SEEDcontrol
SEEDcontrol
experimenting with ways to preserve agrobiodiversity and to remain independent
in 1996, the ten largest seed companies controlled less than 17% of the world market. twenty years later, the percentage has risen to 75%. such concentration, through mergers and acquisitions, means market control, but also exposure to environmental and economic risks: multinational seed companies promote monoculture at the expense of diversity and demand royalties for the use of their patented varieties.
many farmers in Europe and South Africa are experimenting with ways to preserve agrobiodiversity and to remain independent.
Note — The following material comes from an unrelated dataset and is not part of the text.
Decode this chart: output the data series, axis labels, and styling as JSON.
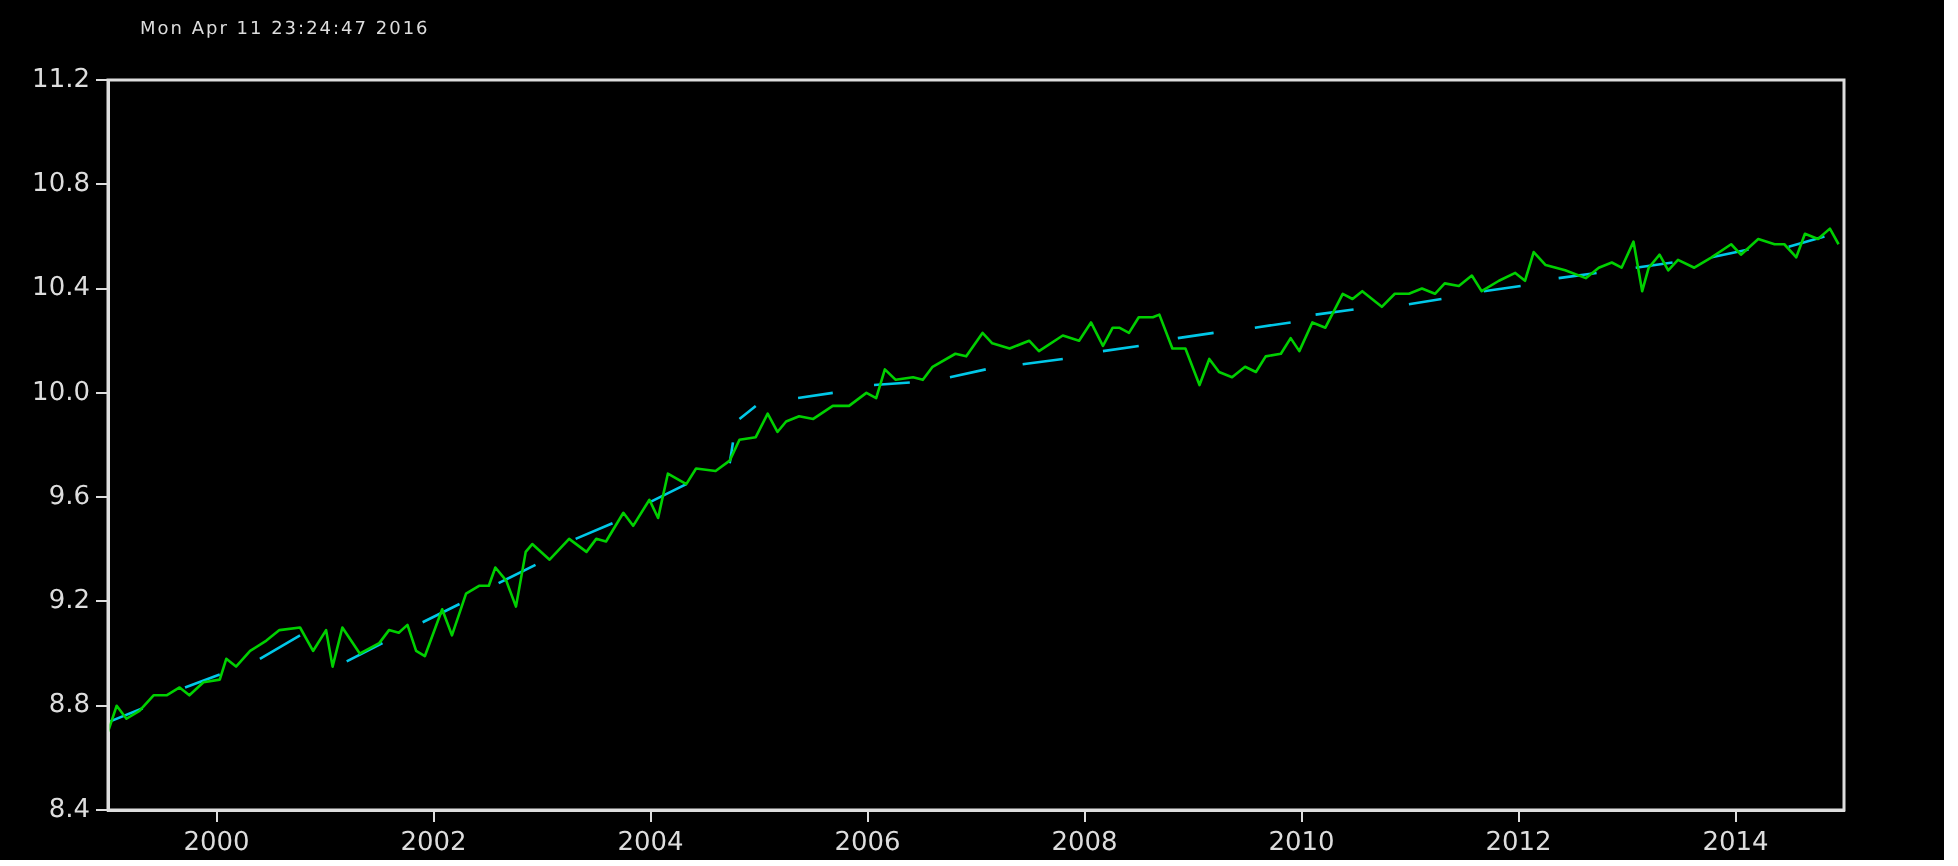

SEEDcontrol tells and documents this story, providing data and interviewing protagonists from farming communities who have developed local businesses. the project is a collaboration between formicablu and Oxpeckers Investigative Environmental Journalism with the support of the European Journalism Centre.
we travelled to South Africa to build the investigation together with the project partner, to collect the testimonies of small farming communities defending their right to food sovereignty. but SEEDcontrol is also the ideal continuation of SEEDversity, a project from which it draws some material, and which again on the theme of seeds and biodiversity has taken us to other parts of Africa, Europe and the Middle East.
the SEEDcontrol investigation became a website and was published in the Huffington Post South Africa and La Stampa.